Motion of Rotation:
We consider, now a particle moving along a circular path as illustrated in Figure (a). Let the radius of the circle be r. primarily the particle is at A. At time t, the particle takes the position B. Position vector OB makes an angle θ with OA, then θ may be termed as angular displacement.
∴ θ = f (t)
After a small interval of time Δt, the particle takes places the position C such that
∠ BOC = Δ θ as illustrated in Figure (b).

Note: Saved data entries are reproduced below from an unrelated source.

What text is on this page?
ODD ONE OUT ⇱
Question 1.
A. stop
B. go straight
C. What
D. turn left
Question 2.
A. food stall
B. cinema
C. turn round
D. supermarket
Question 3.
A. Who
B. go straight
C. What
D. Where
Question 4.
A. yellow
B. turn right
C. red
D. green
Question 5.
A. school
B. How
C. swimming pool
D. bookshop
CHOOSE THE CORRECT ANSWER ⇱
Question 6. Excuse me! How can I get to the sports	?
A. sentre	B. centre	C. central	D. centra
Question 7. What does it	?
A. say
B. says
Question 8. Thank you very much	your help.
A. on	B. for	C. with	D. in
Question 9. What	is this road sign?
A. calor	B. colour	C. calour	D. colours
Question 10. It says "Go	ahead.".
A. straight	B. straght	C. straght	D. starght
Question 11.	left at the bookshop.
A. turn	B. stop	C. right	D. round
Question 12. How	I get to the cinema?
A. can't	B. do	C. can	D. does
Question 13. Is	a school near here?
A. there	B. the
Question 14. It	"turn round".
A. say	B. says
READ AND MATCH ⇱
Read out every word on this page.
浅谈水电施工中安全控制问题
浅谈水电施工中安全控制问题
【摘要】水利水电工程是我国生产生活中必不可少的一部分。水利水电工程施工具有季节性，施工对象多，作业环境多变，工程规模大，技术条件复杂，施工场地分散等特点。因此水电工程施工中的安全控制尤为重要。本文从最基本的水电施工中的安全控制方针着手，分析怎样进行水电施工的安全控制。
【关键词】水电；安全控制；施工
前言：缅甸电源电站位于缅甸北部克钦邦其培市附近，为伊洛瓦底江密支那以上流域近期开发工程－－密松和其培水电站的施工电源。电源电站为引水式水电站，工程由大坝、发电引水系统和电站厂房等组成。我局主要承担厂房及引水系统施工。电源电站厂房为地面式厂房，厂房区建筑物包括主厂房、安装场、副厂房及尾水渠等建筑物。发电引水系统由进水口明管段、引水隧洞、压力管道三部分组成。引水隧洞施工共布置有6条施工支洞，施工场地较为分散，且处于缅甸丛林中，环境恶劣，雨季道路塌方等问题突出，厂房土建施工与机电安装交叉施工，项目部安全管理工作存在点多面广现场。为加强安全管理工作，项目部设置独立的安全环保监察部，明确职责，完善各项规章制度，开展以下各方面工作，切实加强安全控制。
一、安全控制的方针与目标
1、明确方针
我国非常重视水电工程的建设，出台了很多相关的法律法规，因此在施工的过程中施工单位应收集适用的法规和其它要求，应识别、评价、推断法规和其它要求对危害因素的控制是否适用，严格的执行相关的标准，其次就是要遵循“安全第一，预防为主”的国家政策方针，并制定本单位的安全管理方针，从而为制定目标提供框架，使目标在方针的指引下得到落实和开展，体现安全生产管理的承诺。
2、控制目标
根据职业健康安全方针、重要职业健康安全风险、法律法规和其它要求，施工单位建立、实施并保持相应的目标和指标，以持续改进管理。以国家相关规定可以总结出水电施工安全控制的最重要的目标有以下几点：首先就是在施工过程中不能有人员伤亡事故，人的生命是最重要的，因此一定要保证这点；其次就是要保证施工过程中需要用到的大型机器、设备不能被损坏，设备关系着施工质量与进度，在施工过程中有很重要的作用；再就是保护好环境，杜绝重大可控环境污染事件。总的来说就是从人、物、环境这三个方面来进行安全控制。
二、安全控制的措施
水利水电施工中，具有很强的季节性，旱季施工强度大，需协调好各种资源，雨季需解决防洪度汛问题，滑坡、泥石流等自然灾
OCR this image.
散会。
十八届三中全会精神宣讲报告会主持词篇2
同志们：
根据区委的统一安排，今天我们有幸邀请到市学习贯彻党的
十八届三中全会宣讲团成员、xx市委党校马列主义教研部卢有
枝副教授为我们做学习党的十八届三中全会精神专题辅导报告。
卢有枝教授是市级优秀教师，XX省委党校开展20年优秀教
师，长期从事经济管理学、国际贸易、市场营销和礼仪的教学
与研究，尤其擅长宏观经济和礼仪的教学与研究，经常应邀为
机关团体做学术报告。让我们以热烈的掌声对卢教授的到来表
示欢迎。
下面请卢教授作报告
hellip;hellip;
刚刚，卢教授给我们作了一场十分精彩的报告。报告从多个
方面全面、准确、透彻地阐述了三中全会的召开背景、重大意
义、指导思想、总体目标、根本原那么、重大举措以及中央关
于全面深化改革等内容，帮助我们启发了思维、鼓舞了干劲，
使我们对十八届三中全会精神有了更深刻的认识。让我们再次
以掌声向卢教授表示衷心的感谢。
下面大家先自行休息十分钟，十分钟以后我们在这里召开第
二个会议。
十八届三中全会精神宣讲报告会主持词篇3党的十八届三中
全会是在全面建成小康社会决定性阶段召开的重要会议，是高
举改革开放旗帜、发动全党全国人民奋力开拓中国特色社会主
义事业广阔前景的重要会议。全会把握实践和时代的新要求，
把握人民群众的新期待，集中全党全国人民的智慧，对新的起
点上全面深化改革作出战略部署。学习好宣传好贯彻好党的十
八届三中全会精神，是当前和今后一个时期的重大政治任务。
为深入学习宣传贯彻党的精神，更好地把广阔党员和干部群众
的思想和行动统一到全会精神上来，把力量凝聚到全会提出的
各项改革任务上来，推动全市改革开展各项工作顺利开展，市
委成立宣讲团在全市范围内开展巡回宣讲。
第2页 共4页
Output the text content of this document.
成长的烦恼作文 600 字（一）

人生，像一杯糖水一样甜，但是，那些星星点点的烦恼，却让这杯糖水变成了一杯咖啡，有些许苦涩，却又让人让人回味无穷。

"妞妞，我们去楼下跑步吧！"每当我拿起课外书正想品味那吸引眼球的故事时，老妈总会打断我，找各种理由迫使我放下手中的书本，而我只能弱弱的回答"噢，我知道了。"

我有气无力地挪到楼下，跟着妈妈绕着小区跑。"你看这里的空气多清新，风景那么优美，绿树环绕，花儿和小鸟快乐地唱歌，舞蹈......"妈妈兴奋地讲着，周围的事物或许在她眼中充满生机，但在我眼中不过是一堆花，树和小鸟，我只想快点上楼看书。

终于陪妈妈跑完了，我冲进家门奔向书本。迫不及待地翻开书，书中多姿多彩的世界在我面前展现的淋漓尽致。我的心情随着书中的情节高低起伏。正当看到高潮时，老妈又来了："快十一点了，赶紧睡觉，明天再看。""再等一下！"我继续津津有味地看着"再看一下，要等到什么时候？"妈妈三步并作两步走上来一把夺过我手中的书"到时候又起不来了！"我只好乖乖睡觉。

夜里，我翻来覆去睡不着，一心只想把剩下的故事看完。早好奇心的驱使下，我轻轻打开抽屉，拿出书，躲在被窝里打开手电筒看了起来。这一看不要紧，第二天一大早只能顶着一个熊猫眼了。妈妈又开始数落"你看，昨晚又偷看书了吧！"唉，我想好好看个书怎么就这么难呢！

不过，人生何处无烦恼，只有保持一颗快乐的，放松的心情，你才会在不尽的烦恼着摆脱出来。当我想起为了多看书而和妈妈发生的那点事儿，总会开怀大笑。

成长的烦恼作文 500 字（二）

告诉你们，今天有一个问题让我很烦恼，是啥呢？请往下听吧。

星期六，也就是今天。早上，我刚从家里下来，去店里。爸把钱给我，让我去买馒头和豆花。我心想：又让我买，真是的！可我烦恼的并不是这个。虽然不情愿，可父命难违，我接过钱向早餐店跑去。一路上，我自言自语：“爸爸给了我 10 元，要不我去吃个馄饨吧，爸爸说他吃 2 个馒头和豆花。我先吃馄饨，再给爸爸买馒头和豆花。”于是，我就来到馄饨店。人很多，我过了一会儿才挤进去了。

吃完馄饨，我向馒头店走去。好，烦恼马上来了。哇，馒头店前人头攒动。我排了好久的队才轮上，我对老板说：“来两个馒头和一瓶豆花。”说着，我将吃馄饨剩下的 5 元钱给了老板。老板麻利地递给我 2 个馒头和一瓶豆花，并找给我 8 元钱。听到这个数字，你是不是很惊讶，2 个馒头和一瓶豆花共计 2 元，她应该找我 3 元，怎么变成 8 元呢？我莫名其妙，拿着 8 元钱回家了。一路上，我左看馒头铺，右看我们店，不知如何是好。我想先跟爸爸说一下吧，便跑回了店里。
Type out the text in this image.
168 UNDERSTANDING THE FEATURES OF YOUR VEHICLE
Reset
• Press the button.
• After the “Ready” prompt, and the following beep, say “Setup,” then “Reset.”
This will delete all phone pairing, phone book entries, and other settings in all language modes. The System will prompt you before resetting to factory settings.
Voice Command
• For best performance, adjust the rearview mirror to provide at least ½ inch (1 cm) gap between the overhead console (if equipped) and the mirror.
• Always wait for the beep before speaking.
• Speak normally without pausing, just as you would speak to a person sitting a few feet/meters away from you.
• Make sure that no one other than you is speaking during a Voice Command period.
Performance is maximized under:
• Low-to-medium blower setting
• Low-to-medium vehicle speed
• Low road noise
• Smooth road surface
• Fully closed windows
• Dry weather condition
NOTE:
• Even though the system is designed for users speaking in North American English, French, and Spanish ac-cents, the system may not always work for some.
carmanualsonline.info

Then Δ θ / Δ t = average angular velocity.
and
Δ θ / Δ t as Δ t → 0 = dθ/ dt = instantaneous angular velocity = ω inst
Let ω, angular velocity of the particle at B and ω + Δ ω shall be angular velocity at C.
Then Δ ω / Δ t as Δ t → 0 = d ω / dt = α
It is defined as instantaneous angular acceleration and it work along the tangent to the circle at the point.
Since the particle moves along the circular path, let s be the distance travelled along the path.
Then s = r θ
Linear velocity of the particle at B may be obtained by
v = ds/dt = d /dt (r θ) = r ω
The velocity shall be oriented along the tangent at B as illustrated in Figure (a).
Likewise let v + Δ v be the linear velocity of the particle at C.
Then
dv/ dt = d/ dt (r ω) = r α shall be the linear acceleration along the tangent and r ω2 or v2/ r shall be the centripetal acceleration oriented towards the centre as illustrated in Figure (b).